One of the tasks that I have shirked for the Eusebius book is designing the cover. That’s mainly because I’ve been too busy with getting the book actually complete, but also because of a misunderstanding.
When you go to Lulu.com, you get an online interactive designer tool. The results when I have used it have been so-so, but at least you don’t worry about that. Lightning Source, who will be printing the book, tell you in their blurb about their cover generator. Naturally I presumed these were the same.
But it is not so. What Lightning Source make you do is enter the dimensions of the book and decide on paper and whether it’s hardback etc. These options are few, but can still confuse. I long ago decided on 6×9 inches as the trim size, and mentally chose a hardback. But I did not realise that this choice committed me to creme paper! Indeed when I started using the form, I naturally chose white paper and couldn’t find any hardback options! But after trudging through some docs, I realised that, if I want white paper, in that size, it can only be a paper back. Still, I am committed to 6×9, and to hardback, so I must lump it. The creme seems to be thicker, and hopefully is better quality.
But the “generator” just emails the info to Lightning Source, who send you back a template file, onto which your design must be placed by you. This is not an operation for the squeamish, it seems.
My next thought was to hire someone to do it. After all, surely anyone dealing with Lightning Source will have the same needs? But a Google search did not bring up much. So far I have two options:
A few hundred dollars to sidestep this task does not seem unreasonable.
I’m not quite sure what sort of cover the “hardback” is, either. I shall explore as I go a long!
There seems to be a choice of “case laminate (hardcover)” and “cloth – blue or grey” and “jacketed”. The “cloth” option doesn’t list a cover template size. But cloth is what I vaguely had in mind. And then I find this:
Cloth-style casebound titles require text copy for spine production. Up to 42 characters (including spaces) may be used to stamp the title, author, and/or other text the publisher designates onto the spine. Characters available include the 26 upper and lowercase letters, numerals 1-10, space, period, comma, hyphen, quote, apostrophe, colon, semi colon, hash/pound sign, question mark, exclamation mark, dollar sign, ampersand, quotation marks, asterisk, and the two parentheses. Text is positioned on the spine of the book as the publisher designates during the title setup process.

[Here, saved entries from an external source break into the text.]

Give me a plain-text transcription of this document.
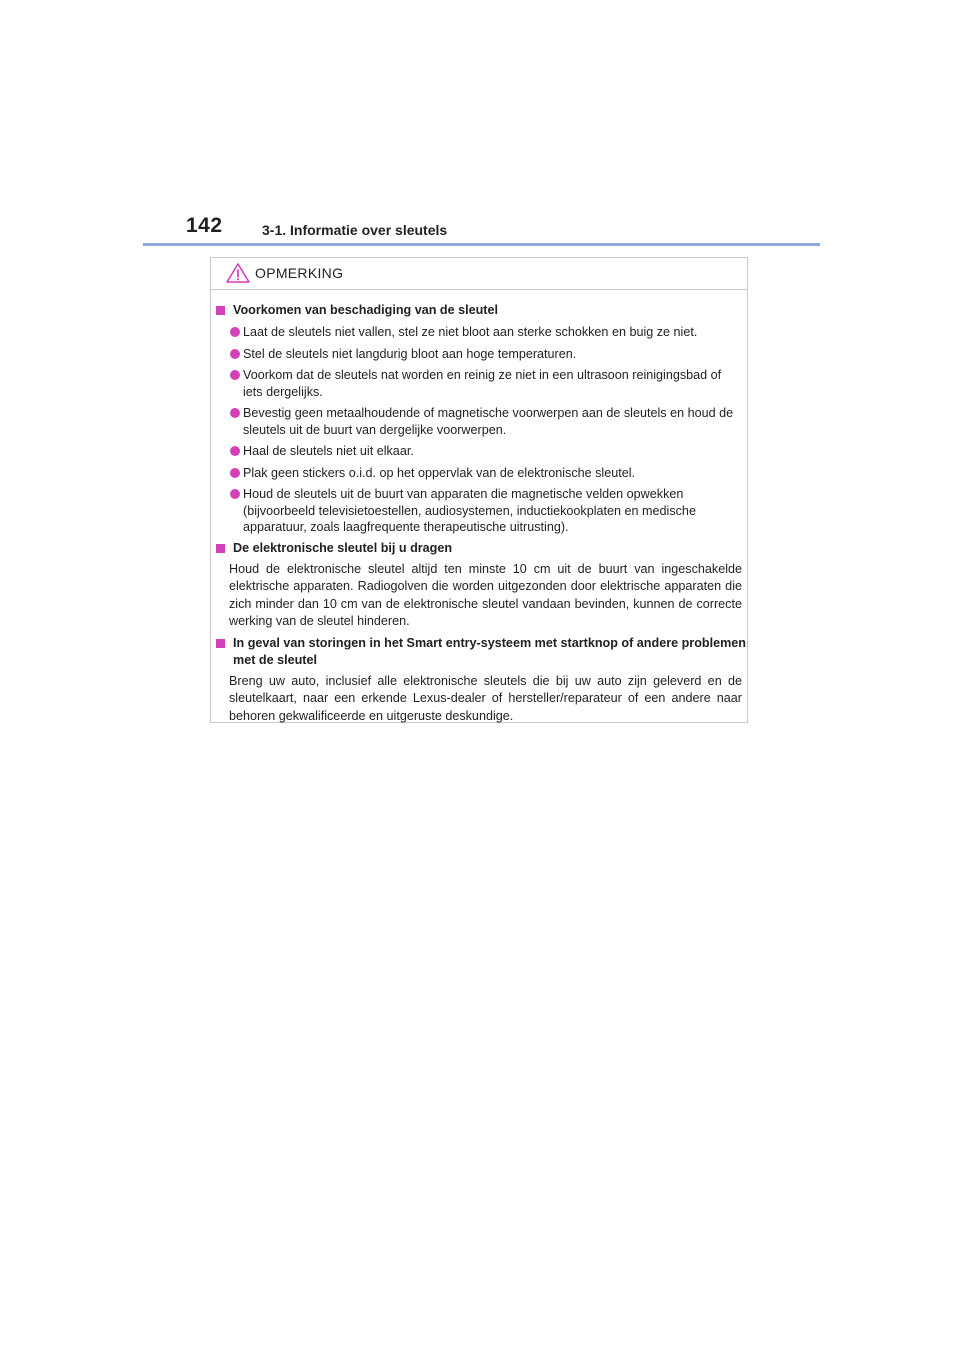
142	3-1. Informatie over sleutels
OPMERKING
Voorkomen van beschadiging van de sleutel
Laat de sleutels niet vallen, stel ze niet bloot aan sterke schokken en buig ze niet.
Stel de sleutels niet langdurig bloot aan hoge temperaturen.
Voorkom dat de sleutels nat worden en reinig ze niet in een ultrasoon reinigingsbad of iets dergelijks.
Bevestig geen metaalhoudende of magnetische voorwerpen aan de sleutels en houd de sleutels uit de buurt van dergelijke voorwerpen.
Haal de sleutels niet uit elkaar.
Plak geen stickers o.i.d. op het oppervlak van de elektronische sleutel.
Houd de sleutels uit de buurt van apparaten die magnetische velden opwekken (bijvoorbeeld televisietoestellen, audiosystemen, inductiekookplaten en medische apparatuur, zoals laagfrequente therapeutische uitrusting).
De elektronische sleutel bij u dragen
Houd de elektronische sleutel altijd ten minste 10 cm uit de buurt van ingeschakelde elektrische apparaten. Radiogolven die worden uitgezonden door elektrische apparaten die zich minder dan 10 cm van de elektronische sleutel vandaan bevinden, kunnen de correcte werking van de sleutel hinderen.
In geval van storingen in het Smart entry-systeem met startknop of andere problemen met de sleutel
Breng uw auto, inclusief alle elektronische sleutels die bij uw auto zijn geleverd en de sleutelkaart, naar een erkende Lexus-dealer of hersteller/reparateur of een andere naar behoren gekwalificeerde en uitgeruste deskundige.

The same digital file or hardcopy book may be submitted for paperback and casebound editions provided the trim size is the same, however, a new copyright page containing the ISBN for that format may be needed. A unique ISBN is required by the book industry for each format.
A google search says “casebound” = “hard cover”! OK: that’s fair enough.

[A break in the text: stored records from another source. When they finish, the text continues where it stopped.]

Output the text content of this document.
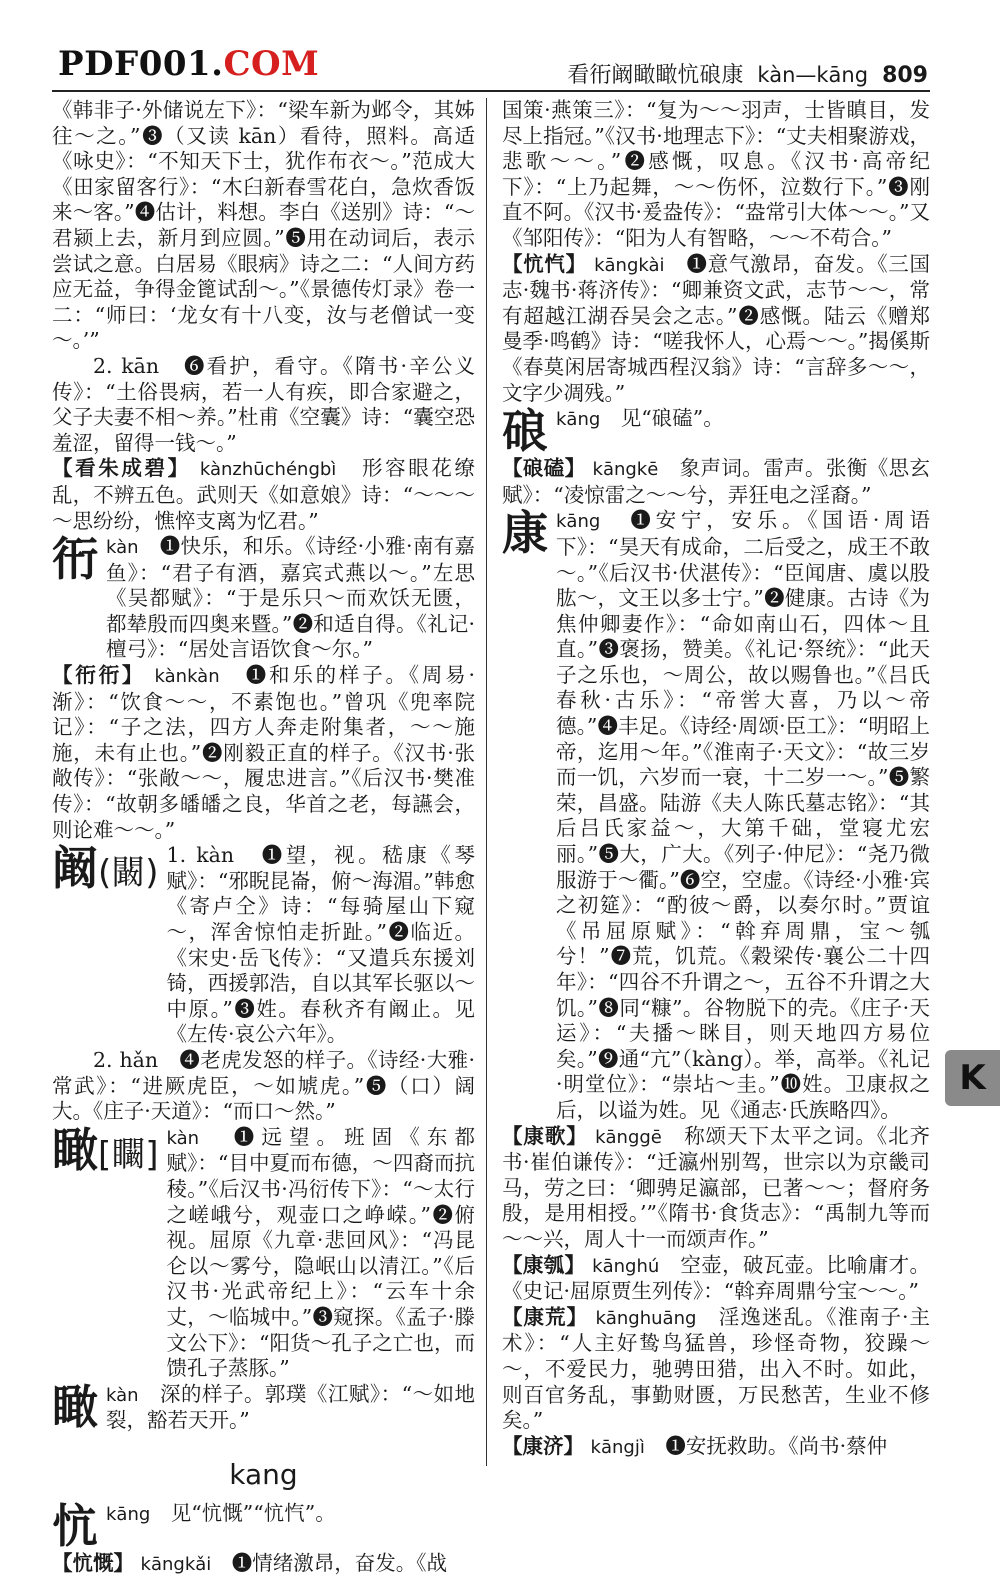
PDF001.COM	看衎阚瞰瞰忼硠康 kàn—kāng 809

《韩非子·外储说左下》：“梁车新为邺令，其姊往～之。”❸（又读 kān）看待，照料。高适《咏史》：“不知天下士，犹作布衣～。”范成大《田家留客行》：“木臼新春雪花白，急炊香饭来～客。”❹估计，料想。李白《送别》诗：“～君颍上去，新月到应圆。”❺用在动词后，表示尝试之意。白居易《眼病》诗之二：“人间方药应无益，争得金篦试刮～。”《景德传灯录》卷一二：“师曰：‘龙女有十八变，汝与老僧试一变～。’”

2. kān　❻看护，看守。《隋书·辛公义传》：“土俗畏病，若一人有疾，即合家避之，父子夫妻不相～养。”杜甫《空囊》诗：“囊空恐羞涩，留得一钱～。”

【看朱成碧】 kànzhūchéngbì　 形容眼花缭乱，不辨五色。武则天《如意娘》诗：“～～～～思纷纷，憔悴支离为忆君。”

衎 kàn　 ❶快乐，和乐。《诗经·小雅·南有嘉鱼》：“君子有酒，嘉宾式燕以～。”左思《吴都赋》：“于是乐只～而欢饫无匮，都辇殷而四奥来暨。”❷和适自得。《礼记·檀弓》：“居处言语饮食～尔。”

【衎衎】 kànkàn　 ❶和乐的样子。《周易·渐》：“饮食～～，不素饱也。”曾巩《兜率院记》：“子之法，四方人奔走附集者，～～施施，未有止也。”❷刚毅正直的样子。《汉书·张敞传》：“张敞～～，履忠进言。”《后汉书·樊准传》：“故朝多皤皤之良，华首之老，每讌会，则论难～～。”

阚(闞) 1. kàn　❶望，视。嵇康《琴赋》：“邪睨昆崙，俯～海湄。”韩愈《寄卢仝》诗：“每骑屋山下窥～，浑舍惊怕走折趾。”❷临近。《宋史·岳飞传》：“又遣兵东援刘锜，西援郭浩，自以其军长驱以～中原。”❸姓。春秋齐有阚止。见《左传·哀公六年》。

2. hǎn　❹老虎发怒的样子。《诗经·大雅·常武》：“进厥虎臣，～如虓虎。”❺（口）阔大。《庄子·天道》：“而口～然。”

瞰[矙] kàn　 ❶远望。班固《东都赋》：“目中夏而布德，～四裔而抗稜。”《后汉书·冯衍传下》：“～太行之嵯峨兮，观壶口之峥嵘。”❷俯视。屈原《九章·悲回风》：“冯昆仑以～雾兮，隐岷山以清江。”《后汉书·光武帝纪上》：“云车十余丈，～临城中。”❸窥探。《孟子·滕文公下》：“阳货～孔子之亡也，而馈孔子蒸豚。”
瞰 kàn　 深的样子。郭璞《江赋》：“～如地裂，豁若天开。”
kang
忼 kāng　 见“忼慨”“忼忾”。

【忼慨】 kāngkǎi　 ❶情绪激昂，奋发。《战

国策·燕策三》：“复为～～羽声，士皆瞋目，发尽上指冠。”《汉书·地理志下》：“丈夫相聚游戏，悲歌～～。”❷感慨，叹息。《汉书·高帝纪下》：“上乃起舞，～～伤怀，泣数行下。”❸刚直不阿。《汉书·爰盎传》：“盎常引大体～～。”又《邹阳传》：“阳为人有智略，～～不苟合。”

【忼忾】 kāngkài　 ❶意气激昂，奋发。《三国志·魏书·蒋济传》：“卿兼资文武，志节～～，常有超越江湖吞吴会之志。”❷感慨。陆云《赠郑曼季·鸣鹤》诗：“嗟我怀人，心焉～～。”揭傒斯《春莫闲居寄城西程汉翁》诗：“言辞多～～，文字少凋残。”

硠 kāng　 见“硠磕”。

【硠磕】 kāngkē　 象声词。雷声。张衡《思玄赋》：“凌惊雷之～～兮，弄狂电之淫裔。”

康 kāng　 ❶安宁，安乐。《国语·周语下》：“昊天有成命，二后受之，成王不敢～。”《后汉书·伏湛传》：“臣闻唐、虞以股肱～，文王以多士宁。”❷健康。古诗《为焦仲卿妻作》：“命如南山石，四体～且直。”❸褒扬，赞美。《礼记·祭统》：“此天子之乐也，～周公，故以赐鲁也。”《吕氏春秋·古乐》：“帝喾大喜，乃以～帝德。”❹丰足。《诗经·周颂·臣工》：“明昭上帝，迄用～年。”《淮南子·天文》：“故三岁而一饥，六岁而一衰，十二岁一～。”❺繁荣，昌盛。陆游《夫人陈氏墓志铭》：“其后吕氏家益～，大第千础，堂寝尤宏丽。”❺大，广大。《列子·仲尼》：“尧乃微服游于～衢。”❻空，空虚。《诗经·小雅·宾之初筵》：“酌彼～爵，以奏尔时。”贾谊《吊屈原赋》：“斡弃周鼎，宝～瓠兮！”❼荒，饥荒。《穀梁传·襄公二十四年》：“四谷不升谓之～，五谷不升谓之大饥。”❽同“糠”。谷物脱下的壳。《庄子·天运》：“夫播～眯目，则天地四方易位矣。”❾通“亢”（kàng）。举，高举。《礼记·明堂位》：“崇坫～圭。”❿姓。卫康叔之后，以谥为姓。见《通志·氏族略四》。

【康歌】 kānggē　 称颂天下太平之词。《北齐书·崔伯谦传》：“迁瀛州别驾，世宗以为京畿司马，劳之曰：‘卿骋足瀛部，已著～～；督府务殷，是用相授。’”《隋书·食货志》：“禹制九等而～～兴，周人十一而颂声作。”

【康瓠】 kānghú　 空壶，破瓦壶。比喻庸才。《史记·屈原贾生列传》：“斡弃周鼎兮宝～～。”

【康荒】 kānghuāng　 淫逸迷乱。《淮南子·主术》：“人主好鸷鸟猛兽，珍怪奇物，狡躁～～，不爱民力，驰骋田猎，出入不时。如此，则百官务乱，事勤财匮，万民愁苦，生业不修矣。”

【康济】 kāngjì　 ❶安抚救助。《尚书·蔡仲

K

The choices in another PDF manual for hardbacks are “blue cloth”, “blue cloth (with jacket)”, “case laminate”. Hum. OK, that’s the same three choices. But I search for “cloth” and find later on a charge for “Stamped cover (hardcover cloth only), 100% cotton fabric cover w/gold foil author/title on spine)”. But then I discover that is the US manual.
The UK manual is different again, and clearer in some ways: “Cloth covered books are available in blue or grey. Foil stamping on the front of the book is not available…. and then the same “Stamped cover” bit. The UK manual insists on using metric, which is annoying.
So it seems if you want cloth, it comes as plain, and with gold stamping on the spine. Hum. Well, that’s clear enough… in the end. In the process of writing this, I’ve found out more than I knew at the start, it seems.
But in that case, I can see why people go for dust-jackets, tho! I had some idea of just having a title and logo stamped on the front of the book, as the old Loeb’s did. But maybe I do need to get a paper cover designed!